JERUSALEM — Ehud Olmert pledged Thursday to immediately resign as Israel's prime minister once his party chooses his successor as leader next week, shooting down speculation he would try to hold on to his office.

The announcement means Israel could find itself racing to form a new government in as little as a seven days. And it raises new questions on Washington's stated goal of brokering an Israeli-Palestinian peace agreement by year's end.

Olmert, who is battling a corruption investigation, announced in July that he would resign after his Kadima Party chooses a new leader in Wednesday's primary. But some felt he was vague about the timing of his exit, raising speculation he would try to keep power.

Olmert said Thursday he never intended to delay his resignation.

"As I have said before, immediately after the selection of a new chairman of Kadima, I plan to resign and recommend to the president to pick the new head of the party to form a government," he said.

However, under Israel's complicated political system, Olmert could find himself in office well into next year, even if that is not his intention.

He would stay on as a caretaker while the new Kadima leader tried to form a ruling alliance. If that failed, Israel would have to hold elections a year and a half early. Coalition negotiations after a ballot could last until spring, and Olmert would remain in office until then.

Though Kadima holds its primary Wednesday, it could be forced to hold a second round the following week if none of the four contenders gets 40 percent of the vote.

Foreign Minister Tzipi Livni, Israel's lead negotiator in peace talks, and Cabinet minister Shaul Mofaz, a former defense minister and military chief, are the front-runners.

Opinion polls, meanwhile, indicate a tight race in any national ballot between Livni and hard-line former Prime Minister Benjamin Netanyahu, whose election could set back the U.S.-sponsored Mideast peace drive.

With that in mind, both Kadima front-runners are expected to try to keep the current governing coalition intact.
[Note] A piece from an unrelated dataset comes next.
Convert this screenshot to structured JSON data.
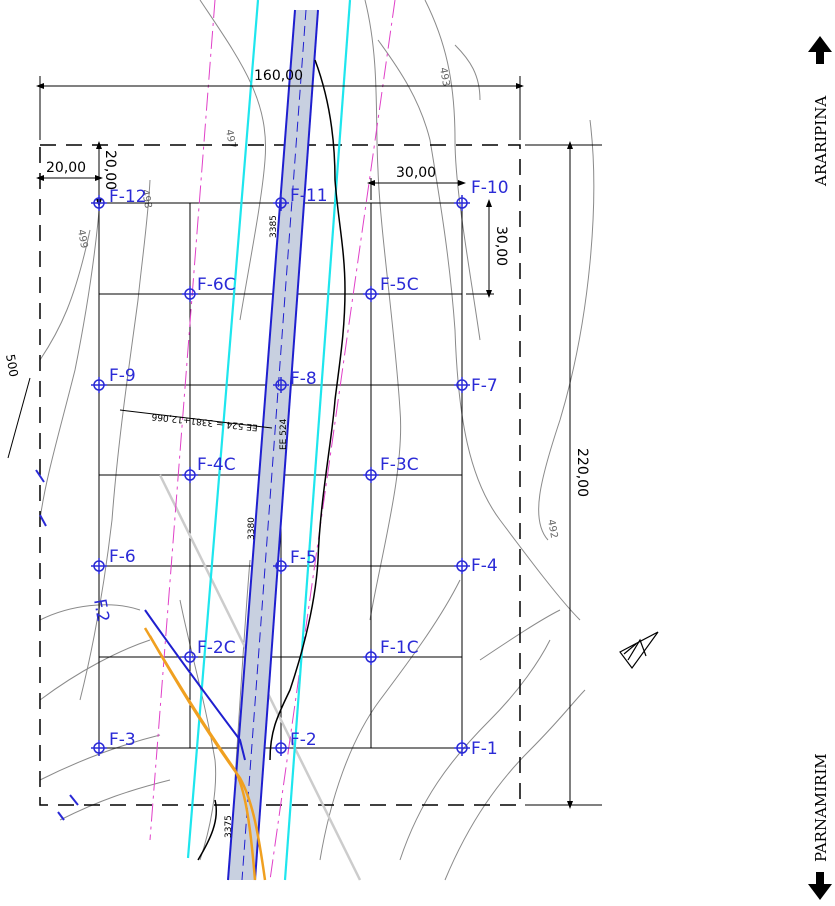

They might not succeed, however, because coalition partners are likely to push new demands for funds for pet programs or plum Cabinet posts.

During the transition, Olmert would find it difficult to push forward with his major diplomatic initiatives — peace talks with the Palestinians and separate, Turkish-mediated negotiations with Syria.

If elected, Livni, who hopes to become Israel's first female prime minister in four decades, would likely push ahead with the peace talks she has been leading. Mofaz would be expected to take a tougher line, particularly on the sensitive issue of Jerusalem. He opposes sharing control of the city, whose eastern sector is sought by the Palestinians as a future capital.

Police have been investigating for months a string of corruption cases involving Olmert. In one, he is suspected of improperly accepting cash and fancy gifts from a U.S. supporter. In another, he is suspected of submitting multiple bills for trips abroad, pocketing the difference or financing trips for relatives.

All the cases date to before Olmert became prime minister in 2006. Olmert, who says he is innocent, has not been charged, though police investigators this week formally recommended he be indicted on bribery, breach of trust and money laundering charges.

Also on Thursday, an Israeli human rights group said Jewish settlers have seized thousands of acres on the West Bank by widening their communities' perimeter fences or scaring Palestinian farmers off their fields through harassment.

The report by B'Tselem said 12 settlements had seized 1,100 acres, more than doubling the area under their control, by pushing out their fences with government backing since 2002.

Other settlements have gradually taken thousands of acres since the 1970s by building extended fences without permission or by expelling Palestinians from areas near settlements, the group said.

Yigal Palmor, spokesman for the Israeli Foreign Ministry, said that any fences built in the West Bank were temporary security measures and that the final status of the territory would be determined in the peace talks.